36 militaires dont 5 officiers en détention après avoir servi en Somalie

36 militaires dont 5 officiers en détention après avoir servi en Somalie

Ils sont détenus dans les cachots de la police militaire dans le centre de la capitale économique Bujumbura. Selon des sources à l’aéroport international de Bujumbura, ils ont été interpellés les quatre et cinq mars 2020 par la police militaire dès leur retour de la Somalie. L’activiste des droits humains Pacifique Nininahazwe conseille à l’auditorat militaire d’éviter ce qu’il appelle «une justice à deux vitesses » dans cette affaire. (SOS Médias Burundi)

Les militaires concernés ont été rapatriés avec d’autres la semaine dernière dans le cadre de la réduction des effectifs du contingent burundais de l’Amisom.

Ils sont 35 hommes et deux femmes. Ces dernières sont tombées enceintes en Somalie. Elles et les hommes soupçonnés de les avoir engrossées sont poursuivis pour «adultère ».

Selon des sources militaires, les autres membres du groupe sont accusés de vol de carburant, de munitions, de ration alimentaire et de perte de fusil.

Un officier de grade de Major  est accusé d’avoir mal assuré le commandement le 27 juillet 2019 lors d’une attaque des Shebab qui a coûté la vie à six militaires burundais dont l’ancien adjoint du 53 ème bataillon Amisom.

L’attaque, revendiquée par les terroristes Shebab avait eu lieu à Bal’Ad dans la région de Shabelle à 36 kilomètres au nord-est de la capitale Mogadiscio.

Un autre officier supérieur de grade de Major aussi,  lui est soupçonné d’avoir décidé un repli non nécessaire lors d’une attaque du 14 septembre l’an passé. Elle avait coûté la vie à treize militaires burundais sur la route principale entre les villes de Bal’Ad et Jowar, toujours dans la région de Shabelle.

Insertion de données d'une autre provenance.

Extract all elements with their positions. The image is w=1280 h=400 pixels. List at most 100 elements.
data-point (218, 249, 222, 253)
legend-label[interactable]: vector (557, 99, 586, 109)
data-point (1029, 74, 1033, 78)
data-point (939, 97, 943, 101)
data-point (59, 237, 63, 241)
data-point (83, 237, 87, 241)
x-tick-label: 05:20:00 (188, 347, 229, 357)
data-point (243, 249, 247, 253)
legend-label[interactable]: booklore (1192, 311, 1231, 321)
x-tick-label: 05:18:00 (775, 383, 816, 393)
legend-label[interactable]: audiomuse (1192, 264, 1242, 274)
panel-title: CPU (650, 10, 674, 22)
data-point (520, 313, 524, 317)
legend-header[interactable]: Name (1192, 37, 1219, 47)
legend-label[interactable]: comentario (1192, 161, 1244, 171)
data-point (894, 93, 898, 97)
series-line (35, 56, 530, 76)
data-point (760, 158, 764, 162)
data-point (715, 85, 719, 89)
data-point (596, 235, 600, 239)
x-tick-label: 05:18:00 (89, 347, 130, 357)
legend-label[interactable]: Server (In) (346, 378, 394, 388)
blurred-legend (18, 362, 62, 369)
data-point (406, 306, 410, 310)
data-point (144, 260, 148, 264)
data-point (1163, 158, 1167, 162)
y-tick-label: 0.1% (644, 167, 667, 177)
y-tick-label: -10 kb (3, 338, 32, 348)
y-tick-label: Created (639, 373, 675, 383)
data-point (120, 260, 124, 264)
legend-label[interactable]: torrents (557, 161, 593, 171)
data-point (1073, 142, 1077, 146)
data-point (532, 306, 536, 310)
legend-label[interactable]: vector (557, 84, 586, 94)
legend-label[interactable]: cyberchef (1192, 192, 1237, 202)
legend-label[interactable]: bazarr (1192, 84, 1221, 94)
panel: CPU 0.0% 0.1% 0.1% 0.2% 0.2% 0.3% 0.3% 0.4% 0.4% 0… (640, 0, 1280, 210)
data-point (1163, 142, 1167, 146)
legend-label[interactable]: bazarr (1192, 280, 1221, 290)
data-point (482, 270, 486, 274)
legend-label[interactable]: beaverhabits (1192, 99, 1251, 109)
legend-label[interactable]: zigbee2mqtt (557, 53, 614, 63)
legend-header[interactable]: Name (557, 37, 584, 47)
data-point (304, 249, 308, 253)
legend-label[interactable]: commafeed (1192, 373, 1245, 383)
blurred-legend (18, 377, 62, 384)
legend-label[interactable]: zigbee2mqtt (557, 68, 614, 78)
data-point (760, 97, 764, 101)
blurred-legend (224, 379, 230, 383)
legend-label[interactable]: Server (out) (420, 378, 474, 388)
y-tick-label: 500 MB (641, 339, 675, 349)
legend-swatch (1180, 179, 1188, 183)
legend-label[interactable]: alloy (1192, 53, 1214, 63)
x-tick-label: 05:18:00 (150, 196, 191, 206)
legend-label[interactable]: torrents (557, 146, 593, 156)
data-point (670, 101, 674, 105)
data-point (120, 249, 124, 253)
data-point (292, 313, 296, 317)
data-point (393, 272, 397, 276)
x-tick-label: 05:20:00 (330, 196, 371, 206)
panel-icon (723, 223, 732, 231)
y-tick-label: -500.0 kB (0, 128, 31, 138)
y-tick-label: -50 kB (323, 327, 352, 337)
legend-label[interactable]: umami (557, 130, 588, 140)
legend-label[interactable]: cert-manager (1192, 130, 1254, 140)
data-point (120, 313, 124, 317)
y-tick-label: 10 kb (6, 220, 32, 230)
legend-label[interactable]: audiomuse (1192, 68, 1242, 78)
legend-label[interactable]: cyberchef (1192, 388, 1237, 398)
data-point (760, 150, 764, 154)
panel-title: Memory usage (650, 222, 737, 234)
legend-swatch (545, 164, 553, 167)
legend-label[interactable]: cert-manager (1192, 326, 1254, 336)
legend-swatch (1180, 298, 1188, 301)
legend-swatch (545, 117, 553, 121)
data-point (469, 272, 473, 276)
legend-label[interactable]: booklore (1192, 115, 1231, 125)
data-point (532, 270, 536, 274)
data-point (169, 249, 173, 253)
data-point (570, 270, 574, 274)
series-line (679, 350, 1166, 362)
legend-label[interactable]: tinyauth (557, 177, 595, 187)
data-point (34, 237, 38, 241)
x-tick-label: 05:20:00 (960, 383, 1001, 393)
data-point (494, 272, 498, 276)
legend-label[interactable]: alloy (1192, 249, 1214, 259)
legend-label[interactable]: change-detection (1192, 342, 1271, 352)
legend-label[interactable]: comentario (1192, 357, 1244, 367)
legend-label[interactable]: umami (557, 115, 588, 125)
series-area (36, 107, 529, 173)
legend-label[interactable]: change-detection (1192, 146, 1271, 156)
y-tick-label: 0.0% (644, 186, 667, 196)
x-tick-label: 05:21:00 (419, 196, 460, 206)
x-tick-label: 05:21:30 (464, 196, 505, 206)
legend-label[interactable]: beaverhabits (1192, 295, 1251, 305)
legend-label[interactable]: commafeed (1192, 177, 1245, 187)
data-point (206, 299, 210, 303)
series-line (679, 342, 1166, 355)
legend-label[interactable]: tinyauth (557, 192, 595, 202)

L’arrestation et la détention de ces militaires ont été publiées en premier par Pacifique Nininahazwe, président du FOCODE( Forum Pour la Conscience et le Développement).

L’activiste conseille à l’auditorat militaire d’éviter ce qu’il appelle «une justice à deux vitesses ». «Ce qui nous a préoccupé c’est plutôt… Il y a eu des informations faisant état des injustices qui seraient faites à l’endroit des officiers notamment EX- FAB( armée burundaise avant l’intégration de mouvements armés). Il a été dit que dans chaque cas où des militaires sont tués dans des combats en Somalie, ceux qui en prennent la responsabilité c’est généralement des officiers EX-FAB. Et les EX-FAB disent que dans de telles situations il est difficile de dire que c’est une responsabilité d’une seule personne, que c’est plutôt une responsabilité à plusieurs échelons », dit-il tout en précisant qu’il est normal qu’un corps comme l’armée sanctionne  tout manquement dans ses rangs.

M. Nininahazwe donne des exemples démontrant les preuves sur lesquelles sont fondées les craintes des EX-FAB. «Ils ont pris l’exemple d’une attaque qui a eu lieu le 27 juillet 2019 où ils disent qu’il y avait d’abord un défaut dans les renseignements. Celui qui était chargé du renseignement n’avait pas bien fait son travail notamment de demander un drone qui aurait dû superviser les lieux. Ils ont également mentionné le fait de la défectuosité des armes lourdes qu’ils avaient, une seule arme lourde aurait fonctionné à ce moment. Alors ils disent que s’il faut établir des responsabilités il faut partir de toute la chaîne et voir pourquoi à ce moment-là, l’armée burundaise n’a pas été dans toutes ses capacités de se défendre et dégager toutes les responsabilités. Ils ont évoqué aussi le fait que dans certaines situations, lorsque des militaires commettent les mêmes fautes, la police militaire est plus sévère à l’égard des militaires EX-FAB. Et là ils donnent l’exemple de l’attaque de septembre où un officier aurait perdu un fusil et que celui-là est sanctionné tandis qu’un autre militaire EX-FDD qui aurait perdu une roquette n’aurait pas été interpellé. Dans cette situation, tout ce que nous devrions donner comme conseil c’est d’éviter une justice qui semblerait être une justice à deux vitesses », ajoute l’activiste qui estime que cela pourrait avoir des conséquences dramatiques dans l’armée burundaise.